I was a colicky baby. I've had headaches all my life. Some of my earliest memories are of
drinking aspirin-laced coke. My mom dragged me to specialists because I got headaches so much. I heard Elvis had died while I was laying on my
bed reading on a perfect August day because the sun was too much. I had trouble in PE, as a majorette, and band for the same reason. Parades wore me out.
In my
early 20s, I had trouble with my fingers. My doctor did tests, but the symptom
went away and I went off to Japan. Looking back, it was in Japan when the trouble returned. It wasn’t
the sun, because I had good sunscreen. It was the humidity and the heat. I remember
being in karate class just emptied of all energy. It was excruciating. I had to
quit. Later, I began to get the kind of headaches I get now in the sun. I lose all my energy on a hot and humid day. I joke that I'm a delicate flower. Except it's not a joke.
I came back to the US to finish my Bachelor’s degree. It was
in my fourth and fifth quarters that my hands started swelling up like
sausages. It took a hot shower and sometimes more than that before I could straighten
them – with or without pain. It was weird. Soon, other joints became
troublemakers. Before I knew it I was in pain all the time, had a hard time
getting out of bed, and wanted nothing more out of life than to sleep.

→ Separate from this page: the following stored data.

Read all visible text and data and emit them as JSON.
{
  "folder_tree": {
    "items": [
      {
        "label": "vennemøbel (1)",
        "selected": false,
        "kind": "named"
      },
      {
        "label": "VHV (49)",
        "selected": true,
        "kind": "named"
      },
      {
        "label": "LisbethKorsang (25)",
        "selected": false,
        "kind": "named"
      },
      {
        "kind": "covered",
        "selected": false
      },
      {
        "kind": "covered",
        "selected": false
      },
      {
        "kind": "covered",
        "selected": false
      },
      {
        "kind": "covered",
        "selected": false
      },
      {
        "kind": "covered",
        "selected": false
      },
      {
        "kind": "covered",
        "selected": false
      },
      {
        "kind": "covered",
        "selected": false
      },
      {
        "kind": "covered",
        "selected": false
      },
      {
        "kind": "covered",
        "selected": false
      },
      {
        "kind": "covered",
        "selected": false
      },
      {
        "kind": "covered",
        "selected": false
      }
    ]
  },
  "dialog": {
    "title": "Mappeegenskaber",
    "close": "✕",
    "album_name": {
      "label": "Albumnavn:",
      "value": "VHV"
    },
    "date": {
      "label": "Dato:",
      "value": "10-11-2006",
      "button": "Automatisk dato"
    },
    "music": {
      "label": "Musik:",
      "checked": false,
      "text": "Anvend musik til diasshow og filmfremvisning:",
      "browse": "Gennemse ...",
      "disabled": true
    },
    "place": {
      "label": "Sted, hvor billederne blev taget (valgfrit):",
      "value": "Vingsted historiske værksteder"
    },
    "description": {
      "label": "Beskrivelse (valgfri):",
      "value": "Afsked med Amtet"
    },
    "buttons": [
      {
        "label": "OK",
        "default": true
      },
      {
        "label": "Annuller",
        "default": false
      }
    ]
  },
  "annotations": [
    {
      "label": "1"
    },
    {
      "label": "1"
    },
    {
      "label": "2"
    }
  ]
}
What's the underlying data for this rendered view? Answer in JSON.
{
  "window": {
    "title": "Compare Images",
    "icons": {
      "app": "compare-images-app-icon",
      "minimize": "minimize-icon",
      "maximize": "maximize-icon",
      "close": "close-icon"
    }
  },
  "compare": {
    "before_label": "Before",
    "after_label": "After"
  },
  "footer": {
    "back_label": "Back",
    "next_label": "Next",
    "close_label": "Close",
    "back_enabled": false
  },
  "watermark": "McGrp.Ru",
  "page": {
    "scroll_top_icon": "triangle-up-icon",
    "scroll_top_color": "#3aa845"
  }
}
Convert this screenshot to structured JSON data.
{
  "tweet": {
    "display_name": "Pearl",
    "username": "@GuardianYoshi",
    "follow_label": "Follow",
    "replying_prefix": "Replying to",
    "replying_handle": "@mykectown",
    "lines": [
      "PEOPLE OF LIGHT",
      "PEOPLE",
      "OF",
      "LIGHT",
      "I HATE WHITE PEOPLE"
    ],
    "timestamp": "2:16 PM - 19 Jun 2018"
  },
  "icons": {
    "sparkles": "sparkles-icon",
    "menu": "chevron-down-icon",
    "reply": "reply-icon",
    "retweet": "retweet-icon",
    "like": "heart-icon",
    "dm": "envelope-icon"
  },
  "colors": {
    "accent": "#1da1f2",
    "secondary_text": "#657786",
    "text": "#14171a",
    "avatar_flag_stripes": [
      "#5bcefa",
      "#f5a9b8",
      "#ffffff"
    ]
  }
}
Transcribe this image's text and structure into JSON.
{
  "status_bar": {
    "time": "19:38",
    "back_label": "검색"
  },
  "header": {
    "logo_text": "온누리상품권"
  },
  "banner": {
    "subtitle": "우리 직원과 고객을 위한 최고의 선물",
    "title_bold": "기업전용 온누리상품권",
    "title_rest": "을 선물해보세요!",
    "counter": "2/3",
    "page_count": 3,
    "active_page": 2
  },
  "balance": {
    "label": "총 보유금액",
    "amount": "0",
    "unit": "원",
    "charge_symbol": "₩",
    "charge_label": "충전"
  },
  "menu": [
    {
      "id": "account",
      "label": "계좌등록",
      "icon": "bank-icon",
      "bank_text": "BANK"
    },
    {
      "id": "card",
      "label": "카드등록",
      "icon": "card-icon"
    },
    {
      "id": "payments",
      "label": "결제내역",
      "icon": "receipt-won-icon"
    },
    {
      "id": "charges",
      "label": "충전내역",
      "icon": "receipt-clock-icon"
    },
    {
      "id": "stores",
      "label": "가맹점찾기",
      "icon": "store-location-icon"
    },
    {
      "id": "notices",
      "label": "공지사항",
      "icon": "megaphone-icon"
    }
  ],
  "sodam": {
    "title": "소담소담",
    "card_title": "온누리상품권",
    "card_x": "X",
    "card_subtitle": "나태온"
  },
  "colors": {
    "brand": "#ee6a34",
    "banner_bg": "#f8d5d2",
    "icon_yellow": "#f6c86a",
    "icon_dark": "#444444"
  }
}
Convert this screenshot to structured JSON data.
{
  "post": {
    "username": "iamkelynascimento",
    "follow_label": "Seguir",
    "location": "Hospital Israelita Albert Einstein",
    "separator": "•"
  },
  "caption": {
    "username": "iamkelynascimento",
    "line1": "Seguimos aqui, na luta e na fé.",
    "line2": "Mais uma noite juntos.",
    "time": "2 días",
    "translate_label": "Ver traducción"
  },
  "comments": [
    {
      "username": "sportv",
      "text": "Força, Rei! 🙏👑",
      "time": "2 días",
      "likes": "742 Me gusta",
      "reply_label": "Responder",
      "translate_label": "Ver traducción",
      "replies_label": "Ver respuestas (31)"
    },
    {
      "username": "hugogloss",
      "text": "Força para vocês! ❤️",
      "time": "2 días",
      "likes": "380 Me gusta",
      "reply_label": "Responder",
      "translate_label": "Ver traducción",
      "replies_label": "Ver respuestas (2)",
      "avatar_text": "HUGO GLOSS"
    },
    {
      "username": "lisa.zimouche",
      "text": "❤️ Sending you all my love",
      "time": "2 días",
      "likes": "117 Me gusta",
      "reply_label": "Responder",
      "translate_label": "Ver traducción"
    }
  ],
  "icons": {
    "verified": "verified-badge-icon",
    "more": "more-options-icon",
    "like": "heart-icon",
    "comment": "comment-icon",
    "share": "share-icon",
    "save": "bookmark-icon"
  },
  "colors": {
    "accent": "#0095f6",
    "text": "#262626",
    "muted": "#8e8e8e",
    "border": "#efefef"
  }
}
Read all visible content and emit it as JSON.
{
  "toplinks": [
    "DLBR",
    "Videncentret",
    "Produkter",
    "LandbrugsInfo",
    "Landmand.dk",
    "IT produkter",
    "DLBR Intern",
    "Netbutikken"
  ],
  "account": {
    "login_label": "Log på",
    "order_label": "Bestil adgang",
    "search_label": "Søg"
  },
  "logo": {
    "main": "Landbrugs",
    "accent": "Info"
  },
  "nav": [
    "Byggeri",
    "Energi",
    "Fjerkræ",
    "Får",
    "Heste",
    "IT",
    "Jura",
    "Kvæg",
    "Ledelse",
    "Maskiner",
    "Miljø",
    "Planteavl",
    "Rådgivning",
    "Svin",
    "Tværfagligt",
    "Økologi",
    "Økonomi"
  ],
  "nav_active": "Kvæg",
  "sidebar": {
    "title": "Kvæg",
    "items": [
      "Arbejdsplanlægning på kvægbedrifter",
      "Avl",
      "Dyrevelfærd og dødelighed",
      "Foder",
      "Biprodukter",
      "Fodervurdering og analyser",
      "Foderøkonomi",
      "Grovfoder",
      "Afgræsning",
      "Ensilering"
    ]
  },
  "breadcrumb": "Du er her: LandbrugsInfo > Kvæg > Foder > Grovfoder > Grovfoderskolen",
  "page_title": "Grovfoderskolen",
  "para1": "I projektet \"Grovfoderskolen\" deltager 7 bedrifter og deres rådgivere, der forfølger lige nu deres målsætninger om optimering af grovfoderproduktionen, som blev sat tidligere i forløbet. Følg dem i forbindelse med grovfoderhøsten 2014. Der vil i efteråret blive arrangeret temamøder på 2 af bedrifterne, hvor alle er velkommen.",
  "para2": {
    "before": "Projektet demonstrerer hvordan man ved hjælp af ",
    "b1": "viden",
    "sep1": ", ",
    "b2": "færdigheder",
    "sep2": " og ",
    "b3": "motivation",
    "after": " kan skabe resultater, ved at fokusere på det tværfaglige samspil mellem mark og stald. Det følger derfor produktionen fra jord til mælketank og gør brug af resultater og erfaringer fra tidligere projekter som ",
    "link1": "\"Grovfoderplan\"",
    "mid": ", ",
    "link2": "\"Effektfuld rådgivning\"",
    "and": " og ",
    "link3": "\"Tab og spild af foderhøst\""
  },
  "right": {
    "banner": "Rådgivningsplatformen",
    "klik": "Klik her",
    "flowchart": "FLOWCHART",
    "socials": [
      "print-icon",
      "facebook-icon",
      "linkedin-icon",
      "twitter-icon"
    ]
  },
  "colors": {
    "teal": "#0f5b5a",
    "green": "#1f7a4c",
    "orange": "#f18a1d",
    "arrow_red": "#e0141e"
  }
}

I went back to the doctor, who referred me to a rheumatologist.
That is how I met Dr. Spiegel. He was awesome. Told me it was probably one of
three things: scleroderma, rheumatoid arthritis, or lupus. There is no downer like being told you'll have to live with some illness for the rest of your life. He told me as a
student, he knew I’d research all three. Then he told me to come back in six weeks
because he had a hunch I’d be feeling worse. Um, thanks? In six weeks I felt
better. The next summer, the year I turned 30, everything went downhill. I spent
two weeks in a fever I couldn’t get rid of. My leg kept swelling and I had
trouble walking. Finally, early in 1995 I walked into Spiegel’s office and
begged for help. That’s how I met prednisone.
I lived in Santa Barbara and it rained so much that night
that the entire city was flooded. When I woke up my first thought was, “I need
to buy an umbrella.” It was my first pain-free morning in a long time, a
miracle. Well, it felt like a miracle to me. I could walk, I could move, I could
work without feeling horrible. Sadly, prednisone eats your bones and so I couldn’t
take it forever. If I was an addict, prednisone would be my drug of choice.
Dr. Spiegel was correct. I did my research. For the two years
following my initial appointment, I had panic attacks at the grocery store so
bad I had to leave my cart there and go home without groceries. I could not
stand one more minute in the fluorescent lights. I had panic attacks in the
sun. I had headaches from the sun. I never felt right in the sun. Are you sensing
a theme? I suspected I had lupus because of the light sensitivity and he
agreed, but would not diagnose it for insurance reasons. I wasn’t officially
diagnosed until 2010, at the University of Chicago, DCAM. I had gone there for
refills on meds and when I told the doctor I had lupus, she asked what made me
think so. I gave her my
patient file from Dr. Spiegel. They confirmed it. By then, it was obvious from
my blood tests, though not from my health.
I now live in Cleveland, OH; home of the Indians, the Cavs, the
Factory of Sadness (Brown’s Stadium) and the Rock and Roll Hall of Fame. I am
one of the lucky few. Lupus has never attacked my organs. It’s my skin that
gets the brunt of it. This allows me to “pass,” but not for long. I wilt even
with meds and super awesome sunscreen. For a sick person, I’m extraordinarily
healthy. But, I have a disability that rules my life. The passive oppression of
chronic illness can be as devastating as active oppression from others. As I write this, I am having to miss
marching with others against 45’s policies in Public Square.